En médecine vétérinaire, une idée reçue circule encore trop souvent :
« Si la créatinine ne baisse pas dans les 48 h, c’est perdu. »
En réalité, la récupération rénale peut être bien plus lente… et tout espoir n’est pas perdu après deux jours de traitement. De nombreux chiens et chats peuvent retrouver une fonction rénale satisfaisante, parfois même de façon spectaculaire, après plusieurs jours ou semaines, à condition que les causes soient correctement prises en charge et que les soins soient optimisés.
Le saviez-vous ? — Qu’est-ce que la créatinine
La créatinine est une substance produite par les muscles et éliminée par les reins. Lorsque ceux-ci ne fonctionnent pas correctement, elle s’accumule dans le sang.
-
Un taux élevé indique que les reins filtrent moins bien.
-
Une baisse rapide après traitement est un signe d’amélioration, mais une stabilité initiale n’est pas toujours un mauvais pronostic.
-
La vitesse de diminution dépend de nombreux facteurs : cause de l’atteinte rénale, état général de l’animal, rapidité de la prise en charge…
Pourquoi la créatinine ne baisse-t-elle pas toujours rapidement ?
Lors d’une IRA, les reins subissent une agression brutale : toxine, infection, obstruction urinaire, baisse de perfusion sanguine…
Après la phase de lésion, vient la phase de récupération, qui peut durer de quelques jours à plusieurs semaines.
Pendant cette période :
-
Les tissus rénaux se réparent progressivement.
-
La créatinine peut rester stable ou élevée avant de diminuer.
-
L’amélioration clinique peut survenir après un plateau prolongé.
À retenir : Les 3 mois qui suivent une IRA correspondent à la phase de maladie rénale aiguë chronique (AKD). Avant ce délai, il est impossible de dire si les reins garderont des séquelles permanentes.

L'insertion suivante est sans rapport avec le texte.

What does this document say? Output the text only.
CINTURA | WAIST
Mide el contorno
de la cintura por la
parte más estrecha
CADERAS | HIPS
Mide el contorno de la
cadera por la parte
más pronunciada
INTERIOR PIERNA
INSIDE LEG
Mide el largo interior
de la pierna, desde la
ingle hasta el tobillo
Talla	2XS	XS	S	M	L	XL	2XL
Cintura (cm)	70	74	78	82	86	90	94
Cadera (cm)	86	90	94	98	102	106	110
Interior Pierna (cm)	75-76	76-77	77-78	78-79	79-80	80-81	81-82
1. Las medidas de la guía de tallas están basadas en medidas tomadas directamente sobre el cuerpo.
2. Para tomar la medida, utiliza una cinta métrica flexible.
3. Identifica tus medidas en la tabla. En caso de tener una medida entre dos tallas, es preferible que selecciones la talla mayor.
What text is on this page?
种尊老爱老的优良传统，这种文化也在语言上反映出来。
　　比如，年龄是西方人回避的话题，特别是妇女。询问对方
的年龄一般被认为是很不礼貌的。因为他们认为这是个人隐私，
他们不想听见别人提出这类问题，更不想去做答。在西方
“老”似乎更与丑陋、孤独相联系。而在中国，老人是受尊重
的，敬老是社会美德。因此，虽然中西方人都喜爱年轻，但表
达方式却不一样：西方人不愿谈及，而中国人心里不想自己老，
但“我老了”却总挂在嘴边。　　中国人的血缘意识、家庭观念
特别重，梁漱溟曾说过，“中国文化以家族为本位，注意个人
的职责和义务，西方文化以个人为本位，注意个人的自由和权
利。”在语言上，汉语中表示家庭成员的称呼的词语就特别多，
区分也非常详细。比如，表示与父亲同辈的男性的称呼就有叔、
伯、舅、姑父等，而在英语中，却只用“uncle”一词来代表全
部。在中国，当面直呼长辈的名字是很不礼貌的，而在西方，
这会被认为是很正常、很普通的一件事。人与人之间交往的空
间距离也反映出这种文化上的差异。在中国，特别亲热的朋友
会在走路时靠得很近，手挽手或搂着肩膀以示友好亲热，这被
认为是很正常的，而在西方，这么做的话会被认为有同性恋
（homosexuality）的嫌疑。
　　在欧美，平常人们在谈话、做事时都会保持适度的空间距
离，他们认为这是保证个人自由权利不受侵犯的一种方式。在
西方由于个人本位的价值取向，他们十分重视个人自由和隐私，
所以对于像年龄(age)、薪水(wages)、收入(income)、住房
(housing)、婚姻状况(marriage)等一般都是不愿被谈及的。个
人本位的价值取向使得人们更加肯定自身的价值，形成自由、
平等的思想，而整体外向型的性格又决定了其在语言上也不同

La prise en charge de l’insuffisance rénale aiguë (IRA) doit être systématique et adaptée en fonction de la cause sous-jacente. Avant de la traiter, il est crucial d’identifier son origine. Une approche méthodique permet de poser un diagnostic précis et de traiter efficacement pour minimiser les dommages rénaux et améliorer les chances de récupération.
Focus — La diurèse, un indicateur clé
La diurèse est la quantité d’urine produite par l’animal sur 24 h.
-
Une reprise ou un maintien d’une diurèse normale est souvent un bon signe, même si la créatinine reste élevée.
-
Une diurèse très faible (oligurie) ou inexistante (anurie) est plus inquiétante.
Quand garder espoir ?
Les chances de récupération sont plus importantes si :
-
La diurèse reprend ou reste stable.
-
L’état général ne se dégrade pas.
-
La cause de l’IRA est identifiée et traitée.
-
L’hydratation et la perfusion sanguine sont optimales.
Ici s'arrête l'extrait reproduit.